We who with songs beguile your pilgrimage / And swear that Beauty lives though lilies die, / We Poets of the proud old lineage / Who sing to find your hearts, we know not why ... (James Elroy Flecker)

30.9.24

Wandering Through the Prison


I am there in the walls of Pentridge

among the other ghosts. 

The face of my younger self

floats in and out of the stones.


I walk down the old paths

between the flower beds 

and in through the door

of the small prefab classroom.


But the paths and the classroom

are long gone, ghosts now as well.

Tourists who come are unaware

of that old reality’s exact details.


Ghosts of my friends linger too, 

brothers of my heart, my students

who taught me more than I taught them:

their younger selves, surviving.


I’m glad the place was closed. 

It carried much evil and only

a little good. Was evil in the men I met?

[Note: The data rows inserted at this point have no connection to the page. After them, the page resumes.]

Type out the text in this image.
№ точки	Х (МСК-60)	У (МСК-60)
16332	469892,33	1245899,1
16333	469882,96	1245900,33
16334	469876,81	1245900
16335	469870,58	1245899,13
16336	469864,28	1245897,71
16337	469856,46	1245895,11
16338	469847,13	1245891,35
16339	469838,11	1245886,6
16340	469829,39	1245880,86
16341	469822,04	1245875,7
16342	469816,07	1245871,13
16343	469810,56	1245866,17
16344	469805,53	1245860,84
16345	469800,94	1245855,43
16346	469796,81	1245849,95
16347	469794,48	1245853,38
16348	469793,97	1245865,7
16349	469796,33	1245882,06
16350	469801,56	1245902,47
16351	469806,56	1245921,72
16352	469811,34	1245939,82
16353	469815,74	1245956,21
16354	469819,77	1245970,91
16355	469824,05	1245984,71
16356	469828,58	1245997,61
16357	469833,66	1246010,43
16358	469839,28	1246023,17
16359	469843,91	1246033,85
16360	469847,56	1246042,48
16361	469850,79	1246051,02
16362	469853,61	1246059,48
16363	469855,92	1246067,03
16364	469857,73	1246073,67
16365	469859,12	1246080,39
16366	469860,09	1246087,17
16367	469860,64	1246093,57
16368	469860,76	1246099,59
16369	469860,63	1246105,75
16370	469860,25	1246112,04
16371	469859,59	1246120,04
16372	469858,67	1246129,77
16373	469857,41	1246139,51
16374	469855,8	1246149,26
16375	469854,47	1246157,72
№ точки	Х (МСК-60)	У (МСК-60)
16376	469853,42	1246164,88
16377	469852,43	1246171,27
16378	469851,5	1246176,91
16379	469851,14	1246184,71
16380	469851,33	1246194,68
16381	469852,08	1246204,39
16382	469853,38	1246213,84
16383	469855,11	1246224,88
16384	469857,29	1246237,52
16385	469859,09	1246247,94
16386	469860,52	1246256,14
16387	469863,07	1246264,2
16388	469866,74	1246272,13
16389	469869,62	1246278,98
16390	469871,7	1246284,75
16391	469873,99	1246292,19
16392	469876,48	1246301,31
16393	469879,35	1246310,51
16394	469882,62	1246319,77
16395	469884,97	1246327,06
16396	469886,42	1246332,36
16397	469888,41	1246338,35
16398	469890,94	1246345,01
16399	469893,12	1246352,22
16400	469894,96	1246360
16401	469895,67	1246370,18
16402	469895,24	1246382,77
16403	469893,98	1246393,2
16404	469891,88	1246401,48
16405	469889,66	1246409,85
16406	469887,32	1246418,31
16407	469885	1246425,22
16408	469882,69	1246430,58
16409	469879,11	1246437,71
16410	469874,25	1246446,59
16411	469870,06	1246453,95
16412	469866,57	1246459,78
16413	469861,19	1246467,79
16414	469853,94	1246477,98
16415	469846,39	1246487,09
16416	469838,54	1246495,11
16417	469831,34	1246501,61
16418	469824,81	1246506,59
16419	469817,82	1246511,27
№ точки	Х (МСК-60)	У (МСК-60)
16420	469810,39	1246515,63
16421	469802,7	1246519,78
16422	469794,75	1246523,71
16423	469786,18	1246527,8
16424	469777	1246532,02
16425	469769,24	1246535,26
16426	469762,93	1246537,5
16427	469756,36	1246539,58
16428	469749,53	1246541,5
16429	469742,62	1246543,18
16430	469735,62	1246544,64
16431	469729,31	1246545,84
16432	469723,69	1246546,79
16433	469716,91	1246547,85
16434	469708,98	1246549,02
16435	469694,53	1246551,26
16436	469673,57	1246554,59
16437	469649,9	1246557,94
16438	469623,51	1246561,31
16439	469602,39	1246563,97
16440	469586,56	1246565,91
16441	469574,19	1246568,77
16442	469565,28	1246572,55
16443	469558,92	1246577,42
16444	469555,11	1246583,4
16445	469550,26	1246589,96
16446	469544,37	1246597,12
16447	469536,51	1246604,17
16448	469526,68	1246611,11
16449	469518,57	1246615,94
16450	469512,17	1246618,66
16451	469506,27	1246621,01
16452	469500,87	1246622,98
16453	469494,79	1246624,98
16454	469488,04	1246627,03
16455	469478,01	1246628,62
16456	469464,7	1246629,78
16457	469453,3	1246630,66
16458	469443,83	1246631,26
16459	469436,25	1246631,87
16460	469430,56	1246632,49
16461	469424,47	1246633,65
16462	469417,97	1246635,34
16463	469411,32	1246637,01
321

Perhaps. More in how they were treated.


We are all gone from there now,

out into other lives — except the one

still imprisoned. Except that other one

who died. Do we still meet in those corridors?


I like to think that even after I’m gone

to wherever we go when we leave,

some fragments of the selves we were

linger, weaving love through those old stones.



13.9.24

My Unbearable Silence

or, Why I’m Not Writing About Wars and the Extinction of Species


My unbearable silence

will not let go of me.

Words choke in my throat.

The poems don’t stumble

or fall – they are paralysed

before they start. Horrors

we can’t help contemplate

strike me silent. It’s not 

that I don’t want to cry out

against them. To scream or sob

would be release, if only

in that moment. To yell outrage

might at least make the point,

even to those who refuse to listen:

they could not afterwards say

that the words were never said.


But the saying dies inside me

before being born, in the face of 

all the words said by others, unheard.



Written for Poets and Storytellers United, in response to Friday Writings #144; To speak up or stay silent? in which we are invited to consider a poem by Rajani Radhakrishnan. My title here, and the reference to stumbling and falling, quote that poem.




6.9.24

Tableau of My Street


















Two magpies warbling

in the sunny day

soar across my street,

my little hill street

beneath the mountain

and the great clear sky.


In all the gardens

lining my calm street,

trees and more trees reach

high and wide. There is

an ease, a leisure,

in their space, their spread.


The magpies, too, are

blithely unhurried

although gone too soon

with their liquid song,

guided by instinct

as their lives require.


They won’t go as far 

as the mountain. That

is home to eagles.

Those, I love to watch

riding the currents

of the lofty winds.


But that’s memory:

an earlier street

the other mountain

and my love, who was

alive then, watching

beside me, smiling.


This town surrounded

by mountains and birds,

and everywhere trees,

delights me daily. 

In the long nights, still,

I know myself blessed.




Sharing with Friday Writings #143 at Poets and Storytellers United. 


Off prompt. Instead I'm pinching a recent form prompt from dVerse: the tableau poetry style(The instructions say 5 beats per line, but examination reveals them to be not beats but syllables. Beats in a line of poetry are usually understood as the stressed syllables.)